Domino Effect? Lieberman is a casualty of war for the muscular liberals - but which one...

Senator Joe Lieberman the so-called 'muscular liberal' or pro-war left's poster boy on the Democratic side of Congress has lost his primary to an anti-war newcomer.

On Sunday the Washington Post was reporting that the Connecticut Race Could Be Democratic Watershed explaining, as the anti-war challenger Ned Lamont raced ten points ahead in the pollls, that:

"The passion and energy fueling the antiwar challenge to Sen. Joseph I. Lieberman in Connecticut's Senate primary signal a power shift inside the Democratic Party that could reshape the politics of national security and dramatically alter the battle for the party's 2008 presidential nomination, according to strategists in both political parties.

"A victory by businessman Ned Lamont on Tuesday would confirm the growing strength of the grass-roots and Internet activists who first emerged in Howard Dean's presidential campaign. Driven by intense anger at President Bush and fierce opposition to the Iraq war, they are on the brink of claiming their most significant political triumph, one that will reverberate far beyond the borders here if Lieberman loses.

"An upset by Lamont would affect the political calculations of Sen. Hillary Rodham Clinton (D-N.Y.), who like Lieberman supported giving Bush authority to wage the Iraq war, and could excite interest in a comeback by former vice president Al Gore, who warned in 2002 that the war could be a grave strategic error. For at least the next year, any Democrat hoping to play on the 2008 stage would need to reckon with the implications of Lieberman's repudiation."

Lamont's stunner of a result asks further question for Democrats debating the parties best stance in the next Presidential campaign, as the Post ponders.

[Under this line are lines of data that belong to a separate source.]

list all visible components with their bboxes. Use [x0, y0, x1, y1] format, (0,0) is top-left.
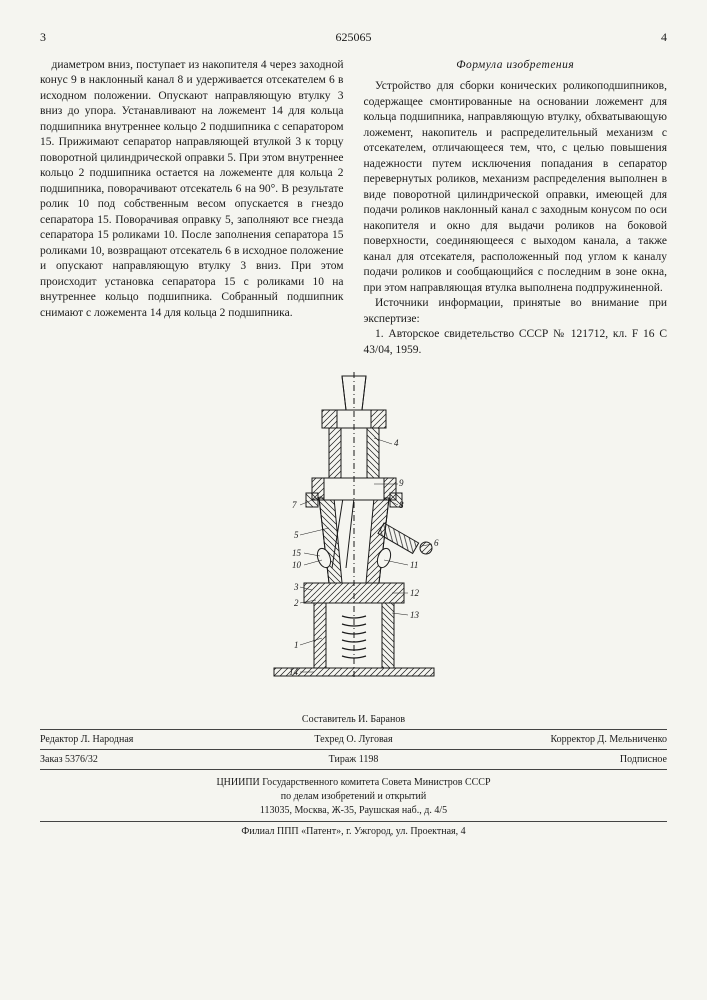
footer: Составитель И. Баранов Редактор Л. Народ… — [40, 713, 667, 839]
callout-2: 2 — [294, 598, 299, 608]
callout-7: 7 — [292, 500, 297, 510]
callout-15: 15 — [292, 548, 302, 558]
callout-3: 3 — [293, 582, 299, 592]
addr-line-2: Филиал ППП «Патент», г. Ужгород, ул. Про… — [40, 821, 667, 839]
techred: Техред О. Луговая — [249, 733, 458, 746]
addr-line-1: 113035, Москва, Ж-35, Раушская наб., д. … — [40, 804, 667, 818]
corrector: Корректор Д. Мельниченко — [458, 733, 667, 746]
callout-14: 14 — [289, 667, 299, 677]
footer-print: Заказ 5376/32 Тираж 1198 Подписное — [40, 750, 667, 770]
tirage: Тираж 1198 — [249, 753, 458, 766]
right-column: Формула изобретения Устройство для сборк… — [364, 58, 668, 359]
subscription: Подписное — [458, 753, 667, 766]
page-header: 3 625065 4 — [40, 30, 667, 46]
callout-4: 4 — [394, 438, 399, 448]
editor: Редактор Л. Народная — [40, 733, 249, 746]
callout-12: 12 — [410, 588, 420, 598]
left-column-text: диаметром вниз, поступает из накопителя … — [40, 58, 344, 322]
footer-org: ЦНИИПИ Государственного комитета Совета … — [40, 770, 667, 839]
callout-10: 10 — [292, 560, 302, 570]
order: Заказ 5376/32 — [40, 753, 249, 766]
callout-11: 11 — [410, 560, 418, 570]
claim-text: Устройство для сборки конических роликоп… — [364, 79, 668, 296]
technical-drawing: 9 8 7 4 6 5 15 10 11 3 2 12 13 1 14 — [40, 368, 667, 703]
callout-5: 5 — [294, 530, 299, 540]
org-line-1: ЦНИИПИ Государственного комитета Совета … — [40, 776, 667, 790]
page-number-left: 3 — [40, 30, 80, 46]
org-line-2: по делам изобретений и открытий — [40, 790, 667, 804]
callout-6: 6 — [434, 538, 439, 548]
document-number: 625065 — [80, 30, 627, 46]
left-column: диаметром вниз, поступает из накопителя … — [40, 58, 344, 359]
callout-13: 13 — [410, 610, 420, 620]
formula-title: Формула изобретения — [364, 58, 668, 74]
callout-8: 8 — [399, 500, 404, 510]
footer-credits: Редактор Л. Народная Техред О. Луговая К… — [40, 729, 667, 750]
sources-intro: Источники информации, принятые во вниман… — [364, 296, 668, 327]
page-number-right: 4 — [627, 30, 667, 46]
callout-9: 9 — [399, 478, 404, 488]
source-1: 1. Авторское свидетельство СССР № 121712… — [364, 327, 668, 358]
drawing-svg: 9 8 7 4 6 5 15 10 11 3 2 12 13 1 14 — [234, 368, 474, 698]
text-columns: диаметром вниз, поступает из накопителя … — [40, 58, 667, 359]
callout-1: 1 — [294, 640, 299, 650]
composer-line: Составитель И. Баранов — [40, 713, 667, 729]
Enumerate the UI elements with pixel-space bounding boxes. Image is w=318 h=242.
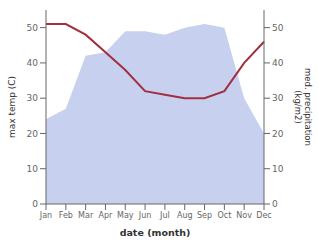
svg-text:max temp (C): max temp (C) bbox=[8, 76, 17, 138]
svg-text:50: 50 bbox=[27, 23, 39, 33]
svg-text:Jun: Jun bbox=[138, 211, 152, 220]
svg-text:20: 20 bbox=[272, 129, 284, 139]
svg-text:20: 20 bbox=[27, 129, 39, 139]
svg-text:med. precipitation: med. precipitation bbox=[303, 68, 310, 146]
svg-text:May: May bbox=[117, 211, 134, 220]
svg-text:30: 30 bbox=[272, 93, 284, 103]
svg-text:40: 40 bbox=[27, 58, 39, 68]
svg-text:Jul: Jul bbox=[159, 211, 170, 220]
svg-text:0: 0 bbox=[272, 199, 278, 209]
svg-text:10: 10 bbox=[27, 164, 39, 174]
svg-text:40: 40 bbox=[272, 58, 284, 68]
svg-text:date (month): date (month) bbox=[120, 227, 191, 238]
svg-text:0: 0 bbox=[32, 199, 38, 209]
svg-text:50: 50 bbox=[272, 23, 284, 33]
svg-text:(kg/m2): (kg/m2) bbox=[293, 90, 303, 124]
svg-text:Nov: Nov bbox=[236, 211, 252, 220]
svg-text:Jan: Jan bbox=[39, 211, 52, 220]
svg-text:Dec: Dec bbox=[256, 211, 271, 220]
svg-text:30: 30 bbox=[27, 93, 39, 103]
svg-text:Apr: Apr bbox=[99, 211, 114, 220]
svg-text:10: 10 bbox=[272, 164, 284, 174]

Its not just about bringing the boys home from Baghdad for all that the reverse is currently happening with even regiments due for time back in the US sent straight back onto Baghdad operations, it is also about how much the current war in Lebanon is starting to influence the domestic US analysis of the last (and ongoing) one in Iraq.

Sure Lamont campaigned on opposition to the Iraq war, but the growth of his lead in the polls as Lebanon burned, the UN fiddled and the US supplied the bombs, suggests that it might juist be what Israel's government likes to portray as the new front in the War on Terror which actually cost Liberman the Senate nomination.

Lebanon, for people like me, who have Lebanese friends with relatives in Beirut now, is above all about Lebanon; but for the voters of Connecticut Lebanon is also about Iraq and about the War on Terror and above all about the nature of the US' engagement with the wider world. For them, perhaps, Lebanon is about the future, about whether US troops are once again in a peacekeeping role in the middle east and about which peace they will be trying to keep.